B.  Impact des décisions de la Cour dans Yansane 2 et Yansane 3 et de la directive du 5 juin 2015

[35]  À l’égard de la directive du 5 juin 2015, je suis d’avis que l’arrêt Mazhero c Fox, 2014 CAF 200 trouve ici application :

[19]   … Exceptionnellement, il convient de donner une directive lorsqu'il faut guider les parties ou le greffe sur des questions de procédure, ou examiner une question à laquelle les parties ont consenti ou qui, pour d'autres raisons, peut raisonnablement être considérée comme n'étant pas controversée.
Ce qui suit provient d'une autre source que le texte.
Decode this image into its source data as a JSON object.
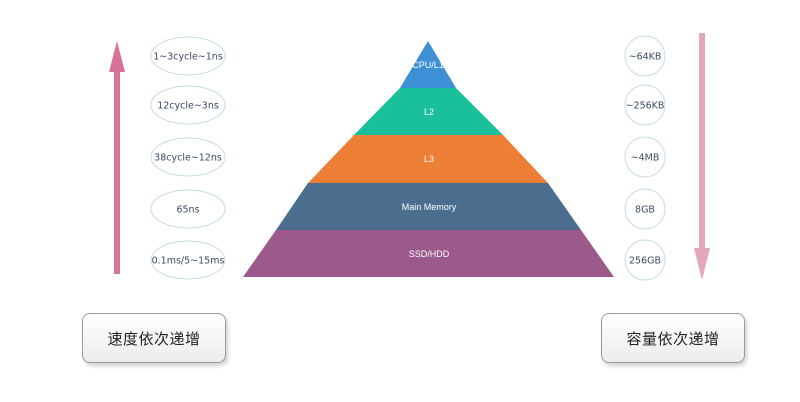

La directive ne devrait jamais être utilisée à la place d'une ordonnance lorsqu'il est raisonnable de penser qu'une partie pourrait vouloir interjeter appel.

[20]   Cela dit, il n'en demeure pas moins que toute directive d'un juge de la Cour ou de la Cour fédérale doit être respectée à moins d'être annulée ou modifiée. …

[36]  Puisqu’il est de jurisprudence constante que la seule preuve admissible à l’analyse d’une demande de contrôle judiciaire est celle qui se trouvait devant le décideur administratif, je vais annuler la directive émise par la Cour le 3 juin 2015.

[37]  Cependant, cette directive, émise par le juge Shore alors qu’il était saisi de la décision présentement sous étude, m’aide à interpréter ses décisions dans Yansane 2 et Yansane 3 et confirme son analyse précédente de la preuve documentaire qui se trouvait devant les deuxième, troisième et quatrième agents d’ERAR. Il répète à plusieurs reprises qu’à son avis, cette preuve devait non seulement être admise selon les critères de l’arrêt Raza, mais également qu’elle est non contestée. À mon avis, son analyse excède l’application des critères d’admissibilité d’une nouvelle preuve; elle verse dans l’administration de la preuve, c’est-à-dire dans la détermination de sa valeur probante. Dans Yansane 3, le juge Shore indique que « sans information claire et convaincante de l’Ambassade du Canada du pays d’origine du demandeur (ou une autre preuve fournie sur demande par une autorité émanant de la branche exécutive du gouvernement canadien) pour contredire la preuve au dossier, cette Cour ne pourra pas juger autrement que ce qu’elle a décidé depuis le début du dossier avec la preuve devant elle ».

[38]  Il est évident qu’il n’appartient pas à cette Cour d’administrer la preuve au soutien d’une demande d’ERAR. Cependant, lorsqu’elle le fait, ses conclusions ne peuvent simplement être ignorées par un décideur subséquent.

[39]  La question n’est pas de savoir si je suis liée par les conclusions de faits du juge Shore; la question est plutôt de savoir si ces conclusions s’imposaient à l’agente d’ERAR.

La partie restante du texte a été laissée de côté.